他咬牙,哪曾想到自己有日也被人當猴耍,宋清明扛起板凳就砸向晉軍,撩劍一提衝殺去,崩劍截殺於敵勢中,又踩牆借力攀上樓梯,瞅中一間窗子臨街的屋子,且戰且退。
宇文植手撐膝上,自始至終悠閒坐在大堂角落,他往嘴裡拋了顆花生米,摩挲下巴陷入沉思。
雖說此人用的是劍,但怎麼就讓他想起幾年前那個亂軍之中使大刀的少年,隱隱中帶著熟悉感覺。
被俘後竟然又能一個人逃回去,此等能力,不收入囊中實在可惜,當時他就想此人假以時日必是大武名將,再後來他在大武的人傳回訊息,說那少年便是如今的——
「雲麾將軍,宋清明。」
宇文植終於想通一切勾起笑容,忽然拿起桌旁直刀去,衝出驛館。
與此同時,宋清明破窗落地,宇文植揚起刀一躍砍去,宋清明急忙換步挽花去,馬步挑劍以攻為守。虛晃過後急急朝巷道奔去。
「慕容明!」
宇文植大喊,卻沒有再追上去,弩箭猛然射來,四圍忽然湧出另一撥人,混夷人急忙守在他身前,連著晉軍奔來,兩股人馬相互對峙。
昏暗裡,宋清明在後方對他比了個極具嘲諷意味的手勢,轉身沒入黑暗。
城東宅子裡,趙錫靜靜候在牆下,許久,宋清明踉蹌進來,隨手扔掉帶血的劍。
「如何了?」
「怕是內憂未解,外患先至。晉王那邊肯定也知道我有問題,小六和秦守必須趕緊撤走。」宋清明趕緊推他進屋。

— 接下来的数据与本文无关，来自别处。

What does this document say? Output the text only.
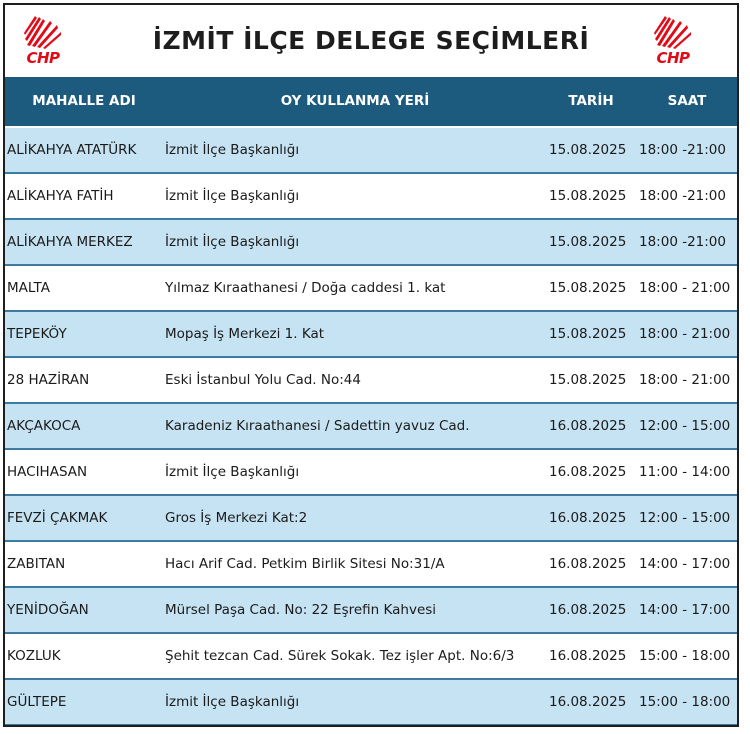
CHP
İZMİT İLÇE DELEGE SEÇİMLERİ
CHP
MAHALLE ADI	OY KULLANMA YERİ	TARİH	SAAT
ALİKAHYA ATATÜRK	İzmit İlçe Başkanlığı	15.08.2025 18:00 -21:00
ALİKAHYA FATİH	İzmit İlçe Başkanlığı	15.08.2025 18:00 -21:00
ALİKAHYA MERKEZ	İzmit İlçe Başkanlığı	15.08.2025 18:00 -21:00
MALTA	Yılmaz Kıraathanesi / Doğa caddesi 1. kat	15.08.2025 18:00 - 21:00
TEPEKÖY	Mopaş İş Merkezi 1. Kat	15.08.2025 18:00 - 21:00
28 HAZİRAN	Eski İstanbul Yolu Cad. No:44	15.08.2025 18:00 - 21:00
AKÇAKOCA	Karadeniz Kıraathanesi / Sadettin yavuz Cad.	16.08.2025 12:00 - 15:00
HACIHASAN	İzmit İlçe Başkanlığı	16.08.2025 11:00 - 14:00
FEVZİ ÇAKMAK	Gros İş Merkezi Kat:2	16.08.2025 12:00 - 15:00
ZABITAN	Hacı Arif Cad. Petkim Birlik Sitesi No:31/A	16.08.2025 14:00 - 17:00
YENİDOĞAN	Mürsel Paşa Cad. No: 22 Eşrefin Kahvesi	16.08.2025 14:00 - 17:00
KOZLUK	Şehit tezcan Cad. Sürek Sokak. Tez işler Apt. No:6/3	16.08.2025 15:00 - 18:00
GÜLTEPE	İzmit İlçe Başkanlığı	16.08.2025 15:00 - 18:00
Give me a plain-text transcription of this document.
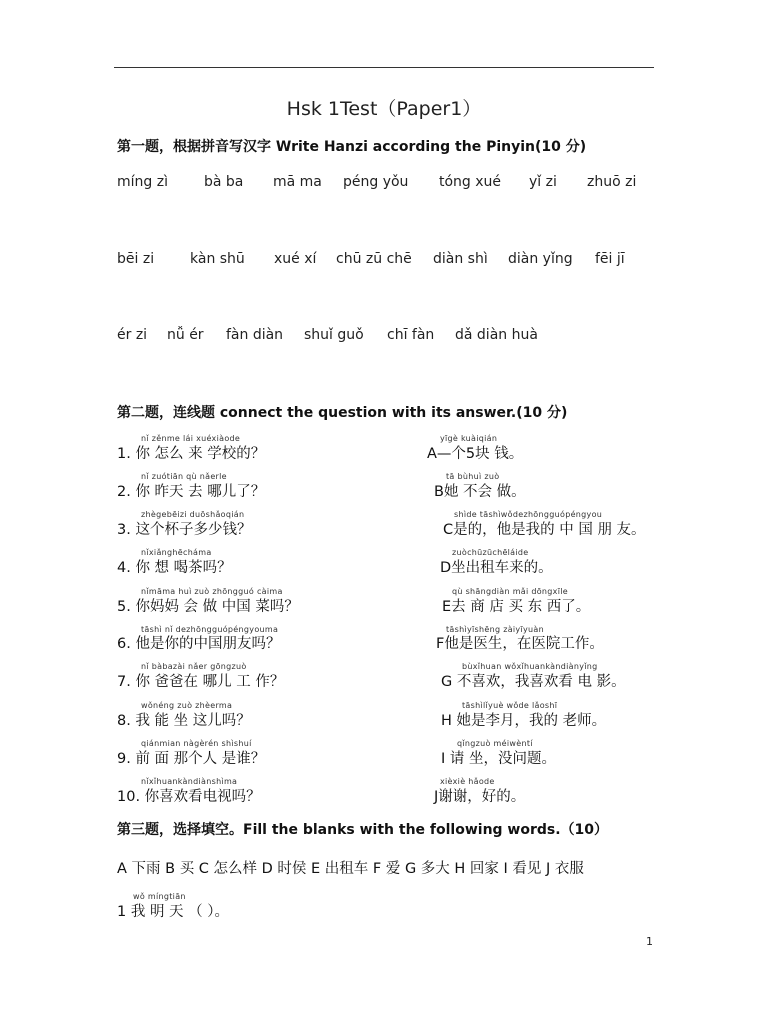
Hsk 1Test（Paper1）
第一题，根据拼音写汉字 Write Hanzi according the Pinyin(10 分)
míng zì	bà ba mā ma péng yǒu tóng xué yǐ zi zhuō zi
bēi zi	kàn shū xué xí chū zū chē diàn shì diàn yǐng fēi jī
ér zi nǚ ér fàn diàn shuǐ guǒ chī fàn dǎ diàn huà
第二题，连线题 connect the question with its answer.(10 分)
nǐ zěnme lái xuéxiàode
1. 你 怎么 来 学校的？
nǐ zuótiān qù nǎerle
2. 你 昨天 去 哪儿了？
zhègebēizi duōshǎoqián
3. 这个杯子多少钱？
nǐxiǎnghēcháma
4. 你 想 喝茶吗？
nǐmāma huì zuò zhōngguó càima
5. 你妈妈 会 做 中国 菜吗？
tāshì nǐ dezhōngguópéngyouma
6. 他是你的中国朋友吗？
nǐ bàbazài nǎer gōngzuò
7. 你 爸爸在 哪儿 工 作？
wǒnéng zuò zhèerma
8. 我 能 坐 这儿吗？
qiánmian nàgèrén shìshuí
9. 前 面 那个人 是谁？
nǐxǐhuankàndiànshìma
10. 你喜欢看电视吗？
yīgè kuàiqián
A—个5块 钱。
tā bùhuì zuò
B她 不会 做。
shìde tāshìwǒdezhōngguópéngyou
C是的，他是我的 中 国 朋 友。
zuòchūzūchēláide
D坐出租车来的。
qù shāngdiàn mǎi dōngxīle
E去 商 店 买 东 西了。
tāshìyīshēng zàiyīyuàn
F他是医生，在医院工作。
bùxǐhuan wǒxǐhuankàndiànyǐng
G 不喜欢，我喜欢看 电 影。
tāshìlǐyuè wǒde lǎoshī
H 她是李月，我的 老师。
qǐngzuò méiwèntí
I 请 坐，没问题。
xièxiè hǎode
J谢谢，好的。
第三题，选择填空。Fill the blanks with the following words.（10）
A 下雨 B 买 C 怎么样 D 时侯 E 出租车 F 爱 G 多大 H 回家 I 看见 J 衣服
wǒ míngtiān
1 我 明 天 （ ）。
1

「我是問你如何了,」趙錫嘆口氣,借月光打量他身形,摸上他的手臂,還在滴滴淌著血。「這些已吩咐人去做了,先進屋處理下傷口。」
宋清明左右看看確定無人跟來,反手關上了門。
他撕下臉上人皮面具,解開衣裳,在燭火下一一指給趙錫看。
「都不曾傷到根骨,將養些時候也就好了。」
趙錫兀自在水盆裡絞了毛巾,伸手來替他清洗傷口,微微挑眉,「這話我聽著耳熟。」
「那是,你早上才說過。」宋清明揶揄一笑。趙錫聞言指尖一動,灑下止血藥粉。
「誒喲痛痛痛——」
趙錫抬眼看他,攥著他手腕拉來輕輕吹氣。不過是精神上的止痛罷了,宋清明的手指又不老實,去勾趙錫的下巴。
「別鬧。」
「要不我家美人王爺體貼呢。」宋清明得意洋洋,只是轉念一想,「也不知秦守如何了,如今左賢王這一鬧,也不知事情還能不能在掌控中。」
趙錫淡淡應道:「困獸猶鬥,迴天無力。」
趙錫的棋局還未落下最後一子,可看他的神色卻無半分緊張。門外,忽然響起急促敲門聲。
「王爺,秦守和小六他們都被抓了。」
水盆咣當被掀翻在地,宋清明低頭看趙錫,然而他卻像是早已知道一切,平靜沉穩。
第64章 瘋安和線上發瘋
又回到那個陰暗潮濕的地牢,趙錫被鞭撻剜膝的場景還歷歷在目,秦守覺得自己簡直要得創傷後應激障礙症。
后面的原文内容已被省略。